Other companies like car manufacturers, Volkswagen have stopped production, while electronics maker Apple and luxury goods companies, Hermès and Chanel have shut down shop in Russia. The West-inspired sanctions include the freezing of payments systems in Russia, affecting transactions between Russia and other countries, as well as blocking the Central Bank from accessing its reserves in foreign banks.
The U.S., Canada and Europe ban also blocked seven Russian banks from using SWIFT, the global messaging system that enables bank transactions, so as to disrupt its ability to do business across borders. This came after more than 130 Russian tycoons associated with the state or President Putin had been slapped with sanctions by the West.
Dr Muhumuza’s fear is that these Russian oligarchs have investments around the world and possibly, even in Africa and, therefore the sanctions could have a direct effect on industries where they might have invested.
Uganda and Ukraine
According to the Ministry of Foreign Affairs, at the beginning of the war, Uganda had at least 100 citizens in Ukraine, mostly students, but also residents who had settled there with families.
However, the ministry expects that there are many more Ugandans in the former Soviet Union country, with some unknown because they have not registered their presence there with the Ugandan authorities.

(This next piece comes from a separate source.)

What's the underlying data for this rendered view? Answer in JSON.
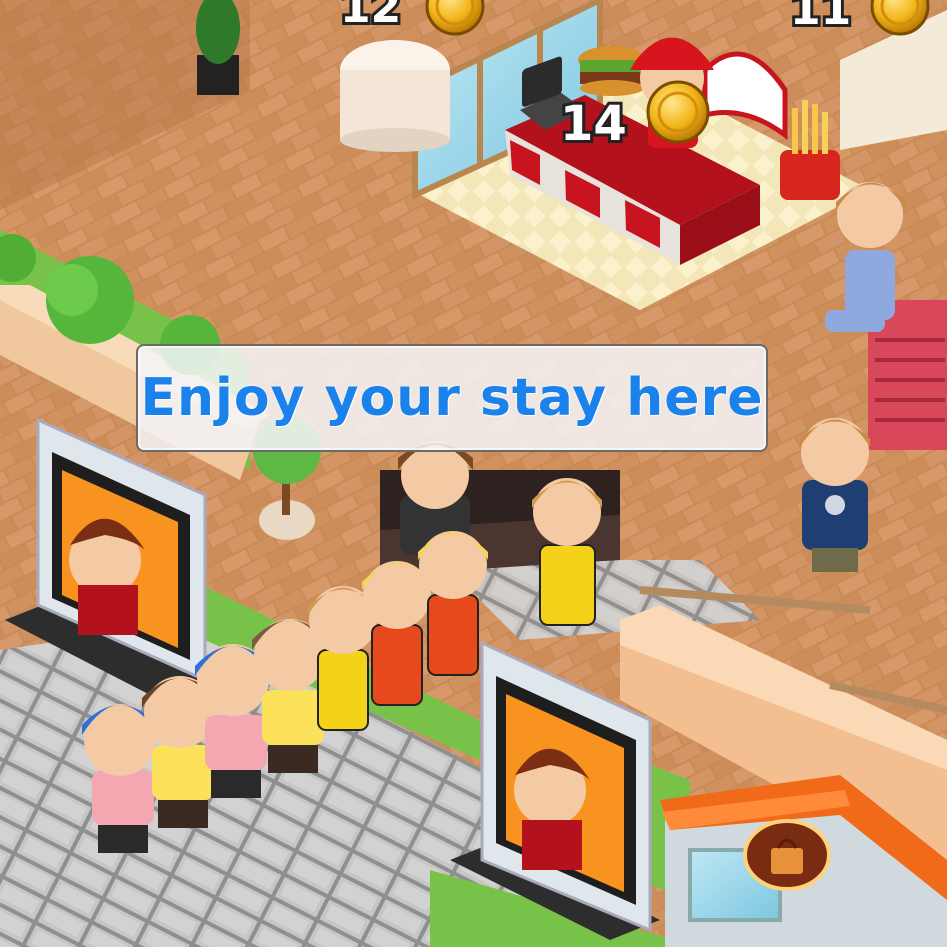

“Ugandans have a disease of refusing to register with our embassies or consulates whenever they travel abroad”, said the State Minister for International Relations, Henry Okello Oryem on the Ugandans stuck in Ukraine.
Uganda’s ambassador in Ukraine sits in Moscow Russia and is also in charge of Georgia, Moldova and Uzbekistan and Belarus. Ukraine’s Embassy in Uganda is in the Bole area in Addis Ababa, Ethiopia. Most of the Ugandans who go for studies in Ukraine and the other former soviet countries, go for sciences, especially medicine, engineering and agri-technology. Before February 2022, few people (countries) expected Russia to launch a direct attack on Ukraine, at least in the next few days on hours, save for close allies like China and Belarus.
This is because President Vladimir Putin had days earlier ruled out a military invasion of the country, with the closest to an attack being the deployment of forces in the rebel regions of Donetsk and Luhansk for “peace-keeping” duties. China officials told Putin to delay the invasion at least until after the Winter Olympics, according to US intelligence reports, and four days after the closing ceremony, the full-scale invasion happened.
China, like Uganda and most other African countries, was among the 35 that opted to abstain when the UN General Assembly voted to demand that Russia stop its offensive in Ukraine.